Beating Around the Bush Meaning
Definition: To avoid talking about something directly.
The idiom stop beating around the bush is used when one person wants to tell another to stop avoiding the true point of a conversation. Another variation is to beat about the bush.
Origin of Beating Around the Bush
In the past, hunters who wanted to catch birds would literally beat around a bush in order to scare the birds out from the dense leaves. After the birds came out of the bush, the hunters could catch them more easily. In this sense, beating around the bush was just a lead up to the true goal of the hunt, and not the exciting part.
The earliest written use of a variation of this phrase was around the year 1400, when it was used in an anonymous poem called Generydes: A Romance in Seven Line Stanzas.
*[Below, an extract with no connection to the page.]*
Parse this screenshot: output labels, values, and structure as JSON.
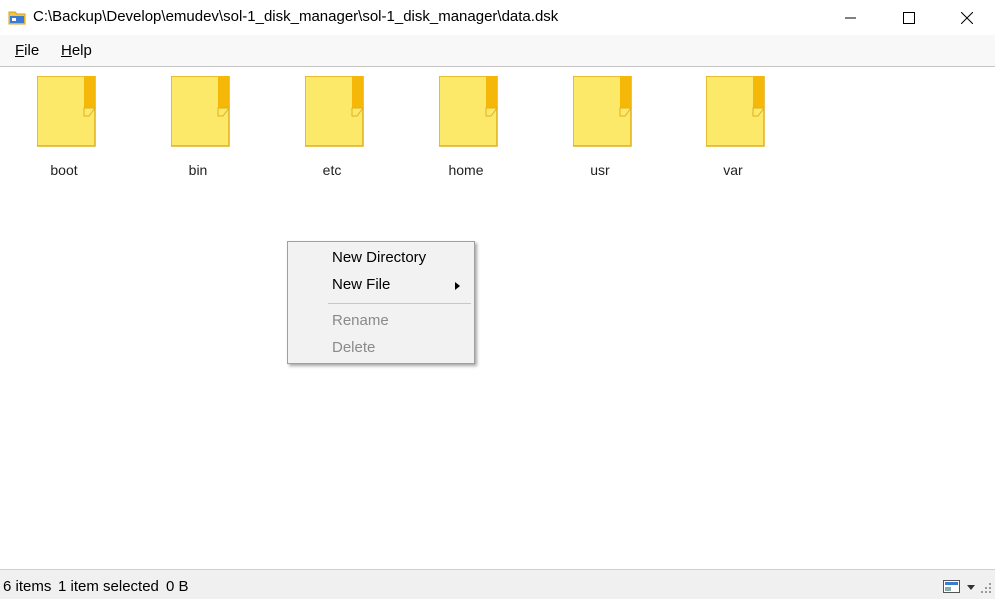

Butt as it hatfi be sayde full long 1 agoo,
Some bete the bussh and some the byrdes take,
Examples of Beating Around the Bush
Here is an example of the idiom being used in a conversation between a young woman and her mother.
Daughter: I have some big news to tell you.
Mother: What is it?
Daughter: Well, before I tell you, I want you to promise you won’t be angry.
Mother: Fine. I promise.
Daughter: And I want you to remember that I thought about this decision for a long time before acting on it.
Mother: Please stop beating around the bush and just tell me what you are talking about.
In this example, two co-workers use the expression in a conversation about who was fired.
Dave: I just found out who is getting fired.
Ben: Okay. Tell me who it is.
Dave: Fine. It’s better if I don’t beat around the bush. It’s you. I’m sorry.
The person quoted in this excerpt uses the expression to say he wants to get directly to his main point.
- “Listen, there’s no beating around the bush — I’m old,” Miller cracked. “You can say it. … The guys in the locker room, the best way you can lead and be a part of it is by doing it with action, by not missing practice and getting through it when it’s tough. I can definitely help.” –USA Today
In this example, the article uses the idiom in order to describe a quote that gets to the main point with no preamble.
There was no beating around the bush.
- “NO ONE WAS FOCUSED ON THE PEOPLE IN THE BUILDING WHO WERE ON FIRE,” Friedman wrote, using a burning-building analogy, according to Bloomberg. “WE HAVE LET CUSTOMERS DIE.” –Washington Post
The English idiom beating around the bush is a way to describe talking in a roundabout way to avoid the main point. It is commonly paired with the words stop or don’t.